The Bush and collar streets, named for our part of South Chicago adjacent the US Steel – South Works mills, roughly from 79th Street to 87th Street and from Commercial and Baltimore Avenues to the lakefront, has likewise seen its ashes and Desolation Rows. But like in the movie, “The Money Pit,” us Bush know its foundation is good, and the people, even better. Sure we could all go for some sack cloths to go with our ashes, to atone for some of the shadier walks on past ways we’ve taken, but like Zacchaeus (Luke 19) climbing a tree for Perspective, we grow.

Architect and city planner Daniel Burnham’s famous 1907 quote, “Make no little plans; they have no magic to stir men’s blood and probably themselves will not be realized” is the stuff LHI is made of in helping bring the Southeast side of Chicago not just back to her prominent place in the City but also to being a showcase for how the old is new again when the good of the past is given its Light in the Present.

The following buildings and spaces LHI either owns outright or are in negotiation to do so is the Vision of how a “cottage industry” of old buildings, that once served as butcher shops or bakeries, confectionaries to drug stores, garages to taverns, are now where kids and parents together come in stride to Learn and Be. What may never have been discovered of their self is, within these repurposed “relics”, their story made anew in how they’re told.

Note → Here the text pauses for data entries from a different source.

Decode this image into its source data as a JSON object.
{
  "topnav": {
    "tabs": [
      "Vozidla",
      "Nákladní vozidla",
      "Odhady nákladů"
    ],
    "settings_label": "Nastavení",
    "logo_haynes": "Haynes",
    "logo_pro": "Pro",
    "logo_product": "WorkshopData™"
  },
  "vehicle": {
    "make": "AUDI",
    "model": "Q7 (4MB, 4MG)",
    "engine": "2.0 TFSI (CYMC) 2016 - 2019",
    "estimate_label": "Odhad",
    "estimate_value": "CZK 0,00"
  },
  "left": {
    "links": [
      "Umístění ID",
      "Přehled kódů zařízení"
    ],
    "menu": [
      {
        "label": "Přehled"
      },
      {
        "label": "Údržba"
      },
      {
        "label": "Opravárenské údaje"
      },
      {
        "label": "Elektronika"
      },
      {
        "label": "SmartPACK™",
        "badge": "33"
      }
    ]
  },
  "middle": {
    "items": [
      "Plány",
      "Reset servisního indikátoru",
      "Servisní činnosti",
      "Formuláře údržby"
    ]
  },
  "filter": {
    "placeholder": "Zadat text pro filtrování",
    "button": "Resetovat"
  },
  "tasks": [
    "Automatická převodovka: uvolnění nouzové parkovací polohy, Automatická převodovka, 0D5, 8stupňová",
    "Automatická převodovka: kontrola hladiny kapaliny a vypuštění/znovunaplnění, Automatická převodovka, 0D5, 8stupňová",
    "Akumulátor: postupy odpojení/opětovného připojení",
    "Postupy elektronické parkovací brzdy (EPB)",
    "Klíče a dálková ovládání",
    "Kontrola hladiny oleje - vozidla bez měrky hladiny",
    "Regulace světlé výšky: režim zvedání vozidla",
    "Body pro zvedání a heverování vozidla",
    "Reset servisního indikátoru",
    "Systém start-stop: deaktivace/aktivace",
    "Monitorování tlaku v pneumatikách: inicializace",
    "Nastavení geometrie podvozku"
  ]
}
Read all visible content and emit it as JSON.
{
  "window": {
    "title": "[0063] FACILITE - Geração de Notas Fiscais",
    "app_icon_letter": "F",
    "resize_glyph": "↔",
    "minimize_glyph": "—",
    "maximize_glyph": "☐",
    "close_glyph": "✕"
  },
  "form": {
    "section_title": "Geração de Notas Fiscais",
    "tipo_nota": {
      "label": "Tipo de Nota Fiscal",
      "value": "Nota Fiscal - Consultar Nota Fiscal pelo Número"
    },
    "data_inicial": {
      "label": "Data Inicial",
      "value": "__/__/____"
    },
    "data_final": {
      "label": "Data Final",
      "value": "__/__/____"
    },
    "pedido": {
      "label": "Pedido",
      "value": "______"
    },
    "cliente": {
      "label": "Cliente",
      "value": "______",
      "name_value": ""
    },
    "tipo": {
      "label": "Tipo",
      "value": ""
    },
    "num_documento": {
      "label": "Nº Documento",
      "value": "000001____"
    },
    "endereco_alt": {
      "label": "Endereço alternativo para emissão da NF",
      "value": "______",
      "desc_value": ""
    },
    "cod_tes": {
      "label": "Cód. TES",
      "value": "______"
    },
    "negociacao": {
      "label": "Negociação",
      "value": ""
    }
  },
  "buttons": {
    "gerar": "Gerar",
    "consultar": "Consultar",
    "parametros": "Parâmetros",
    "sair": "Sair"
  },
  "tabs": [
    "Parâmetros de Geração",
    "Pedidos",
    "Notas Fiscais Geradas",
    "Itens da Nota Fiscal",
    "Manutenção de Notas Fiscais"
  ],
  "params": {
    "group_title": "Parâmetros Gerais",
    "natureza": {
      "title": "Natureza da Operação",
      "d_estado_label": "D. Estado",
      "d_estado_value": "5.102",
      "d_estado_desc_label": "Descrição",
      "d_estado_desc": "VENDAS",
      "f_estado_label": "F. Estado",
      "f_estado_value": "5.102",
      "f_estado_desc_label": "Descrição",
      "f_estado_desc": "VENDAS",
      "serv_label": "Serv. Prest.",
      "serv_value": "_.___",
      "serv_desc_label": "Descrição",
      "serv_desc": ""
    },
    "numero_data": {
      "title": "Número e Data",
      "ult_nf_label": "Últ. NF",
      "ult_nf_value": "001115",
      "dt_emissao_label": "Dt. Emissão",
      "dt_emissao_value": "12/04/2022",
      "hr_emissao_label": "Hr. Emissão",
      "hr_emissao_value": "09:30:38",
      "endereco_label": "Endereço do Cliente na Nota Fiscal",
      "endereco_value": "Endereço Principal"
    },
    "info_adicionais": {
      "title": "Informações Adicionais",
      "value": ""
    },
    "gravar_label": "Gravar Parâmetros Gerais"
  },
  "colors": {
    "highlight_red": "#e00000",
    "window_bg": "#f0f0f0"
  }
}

These buildings are all part of a sister cities innovation workshop incubator and neighborhood exchange set of programs LHI has set up for “taking back our neighborhoods/our families”. They, as leadership development tools, work together with our future sister cities memorial gardens and Exploration Squares learning program tours. Others from various universities, judicial and police departments, and leadership institutes and organizations, are all assisting on one level or another to bring this vision to market. Kids and their parents are doing their part in doing the required leg work, as are the many building trade volunteers and building supply donors. So much heart!

These LHI programs of ours may, more importantly, be seen symbolically on how life is often about repurposing and retooling: families, communities, buildings. The Tower N. building is to serve as a future 12-room hotel/hostel. It started as a 1909-built butcher shop turned tavern; Houston U: an 1885-built bakery shop turned duplex. Now they are of the new Commercial Avenue Revitalization Project (83rd St to 93rd St) being forged by the So. Chicago C.ofC. and the University of Illinois Chicago Great Cities Institute. As part of our E. 83rd St Rails-to-Shore Block Club Family they, with the Bench W veterans manor (former C.B. Gwizdalski Pharmacy), bring old to new in our future South Works’ 8080 Lakeshore, & Frontier Q history museum (former Shell Gas Station as part of Old US Route 41).

Ora et Labora (Prayer & Work)… found in such simple tasks as Honor your Father and Mother. Our South Chicago-Bush Honorland is a Lilies of the Field invite calling all to “get connected to stay protected”, one Gear up at a time.